Retailers commonly advertise promotions, sales, discounts, and deals for products offered for sale in physical retail stores. Such advertisements come in a variety of forms from weekly print ads, weekly online ads, displays within the store, etc. Such online ads or product displays are presented to large groups of consumers who interact with the advertisement. As such, conventional ways of promoting the sale of products in physical retail stores are inefficient because they blindly present such advertisements without tailoring such promotions to the needs or desires of any one specific consumer. Moreover, the inherent practical limitations of such conventional means of advertising prevent such consumer-specific tailoring.

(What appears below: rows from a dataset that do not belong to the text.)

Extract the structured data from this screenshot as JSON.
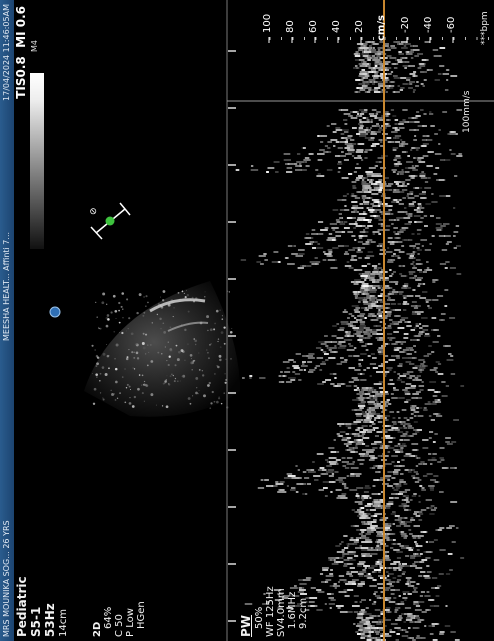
{
  "header": {
    "patient": "MRS MOUNIKA SOG... 26 YRS",
    "clinic": "MEESHA HEALT... Affinti 7...",
    "datetime": "17/04/2024 11:46:05AM"
  },
  "params": {
    "preset": "Pediatric",
    "probe": "S5-1",
    "frame_rate": "53Hz",
    "depth": "14cm",
    "mode_2d": "2D",
    "gain_2d": "64%",
    "compression": "C 50",
    "persistence": "P Low",
    "frequency": "HGen"
  },
  "indices": {
    "tis": "TIS0.8",
    "mi": "MI 0.6"
  },
  "map_label": "M4",
  "pw": {
    "mode": "PW",
    "gain": "50%",
    "wall_filter": "WF 125Hz",
    "sample_volume": "SV4.0mm",
    "frequency": "1.6MHz",
    "depth": "9.2cm"
  },
  "velocity_scale": {
    "unit": "cm/s",
    "ticks": [
      "100",
      "80",
      "60",
      "40",
      "20",
      "-20",
      "-40",
      "-60"
    ]
  },
  "sweep_speed": "100mm/s",
  "heart_rate": "***bpm",
  "colors": {
    "baseline": "#c8872f",
    "header": "#245183"
  }
}
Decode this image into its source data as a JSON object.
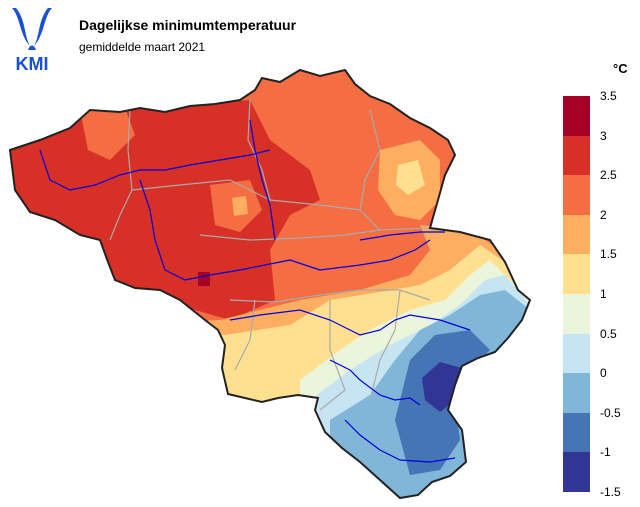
{
  "header": {
    "logo_text": "KMI",
    "title": "Dagelijkse minimumtemperatuur",
    "subtitle": "gemiddelde maart 2021"
  },
  "legend": {
    "unit": "°C",
    "ticks": [
      "3.5",
      "3",
      "2.5",
      "2",
      "1.5",
      "1",
      "0.5",
      "0",
      "-0.5",
      "-1",
      "-1.5"
    ],
    "classes": [
      {
        "min": 3,
        "max": 3.5,
        "color": "#a50026"
      },
      {
        "min": 2.5,
        "max": 3,
        "color": "#d73027"
      },
      {
        "min": 2,
        "max": 2.5,
        "color": "#f46d43"
      },
      {
        "min": 1.5,
        "max": 2,
        "color": "#fdae61"
      },
      {
        "min": 1,
        "max": 1.5,
        "color": "#fee090"
      },
      {
        "min": 0.5,
        "max": 1,
        "color": "#eaf5dc"
      },
      {
        "min": 0,
        "max": 0.5,
        "color": "#c6e4f2"
      },
      {
        "min": -0.5,
        "max": 0,
        "color": "#80b6d8"
      },
      {
        "min": -1,
        "max": -0.5,
        "color": "#4575b4"
      },
      {
        "min": -1.5,
        "max": -1,
        "color": "#313695"
      }
    ]
  },
  "map_colors": {
    "border": "#222222",
    "province_lines": "#aaaaaa",
    "rivers": "#0000dd"
  }
}
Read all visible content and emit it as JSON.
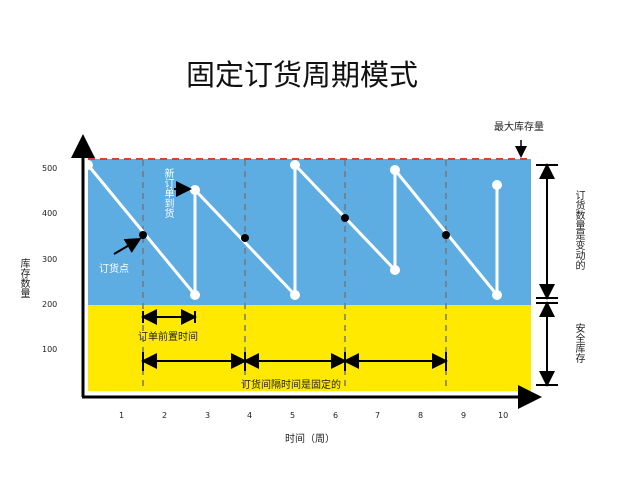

Furthermore, retailers commonly offer tens of thousands of products for sale to the consumers in stores. To offer such a substantial amount of products, retailers require stores of considerable size. With stores of such considerable size, consumers who are physically present in the store commonly overlook products of specific interest to them that may have promotions. For example, a promoted product of specific interest to the consumer may be located at an opposing end of the store where the consumer had no intention of approaching. Unless the consumer was to manually investigate every store aisle, one by one, the consumer would have no idea that such product of interest was subject to a promotion. Moreover, consumers may not know that they even need such products of interest and may be unaware of the location of such promoted product of interest in the store. Accordingly, conventional techniques of advertising within the physical store cause a loss of potential sales because the consumer is not made aware, on an individual basis, of the identity, location and promotions available to products of interest to the specific consumer.
The present invention is aimed at least one or more of the problems identified above.